National Highway number 62 and a mega highway pass through the city. The city railway junction is 434.93 km from New Delhi railway junction. Its 8 hours journey from National capital by train route. 1257 km long Amritsar Jamnagar Expressway (NH-754) will pass from east of city. It is a 6 lane expressway and It's part from Hanumangarh district to Jalore district is inaugurated by PM on 8 July 2023.

== Culture ==
Suratgarh city is culturally diverse. Most of the people from the main city are either employed by the government or local merchants. The city has a traditional Bagri cultural element, but, not being far from Punjab and Punjabi speaking areas of western Haryana, there is also a rich influence of Punjabi culture. The presence of two major military garrisons of Indian Air Force, Indian Army, Super Thermal Power Plant, Suratgarh Junction railway station, CISF and Central State Farm has resulted in the area being home to multiple cultures from all across India. Due to security concerns cultural interactions between the civilian local residents and the military are extremely limited to senior administration officials.

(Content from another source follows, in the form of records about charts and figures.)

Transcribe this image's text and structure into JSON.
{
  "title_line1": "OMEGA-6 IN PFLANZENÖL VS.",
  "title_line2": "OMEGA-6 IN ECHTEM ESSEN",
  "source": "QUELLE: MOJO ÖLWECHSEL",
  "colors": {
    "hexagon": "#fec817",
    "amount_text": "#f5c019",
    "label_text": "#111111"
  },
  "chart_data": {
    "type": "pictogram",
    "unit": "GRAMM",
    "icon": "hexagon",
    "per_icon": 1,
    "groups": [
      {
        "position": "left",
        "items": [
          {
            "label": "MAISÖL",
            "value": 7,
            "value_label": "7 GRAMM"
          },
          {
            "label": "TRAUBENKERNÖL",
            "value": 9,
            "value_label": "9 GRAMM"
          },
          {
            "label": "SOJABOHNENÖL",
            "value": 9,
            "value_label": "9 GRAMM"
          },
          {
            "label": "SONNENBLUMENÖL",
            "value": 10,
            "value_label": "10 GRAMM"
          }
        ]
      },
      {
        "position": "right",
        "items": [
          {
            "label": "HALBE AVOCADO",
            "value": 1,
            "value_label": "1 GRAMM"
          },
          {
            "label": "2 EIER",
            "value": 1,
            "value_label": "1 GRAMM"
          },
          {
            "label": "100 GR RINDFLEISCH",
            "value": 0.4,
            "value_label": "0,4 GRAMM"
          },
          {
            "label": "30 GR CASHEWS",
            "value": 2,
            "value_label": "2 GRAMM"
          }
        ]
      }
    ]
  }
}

Baba Ramdev ka mela on every dashmi of Bhadav sudi and Magh sudi at Temple of Baba Ramdev near Indira circle.

Hanuman Khejri Temple and nearby dunes remain crowded on Tuesday and Saturday.

Green Glob Awards 2022 attended by Bollywood actor Darshan Kumar. Five members of Punam foundation also get facilitated. Chief guest was Minister Ashwini Kumar Choubey.

== Sports ==

There is an infrastructure for the practice of sports such as cricket, football, badminton and basketball. The government college sports ground located at NH 62 highway provides a good platform for sport activities. Ankit Soni from district played in IPL with Gujrat Lions has opened an academy for cricket in suratgarh for development of sports in area with name Suratgarh school of cricket. Ankit Soni has made his debut in 2017.

Swimming

1. Mohanlaal resident of 5 GB, Jaitsar got three medals in 6th State level Para Swimming Competition held at SN Medical College, Jodhpur.

Archery

1. 14-year-old Laxmi Chaudhary a student of Blossom Academy School, Suratgarh selected for 68th National Archery Competition.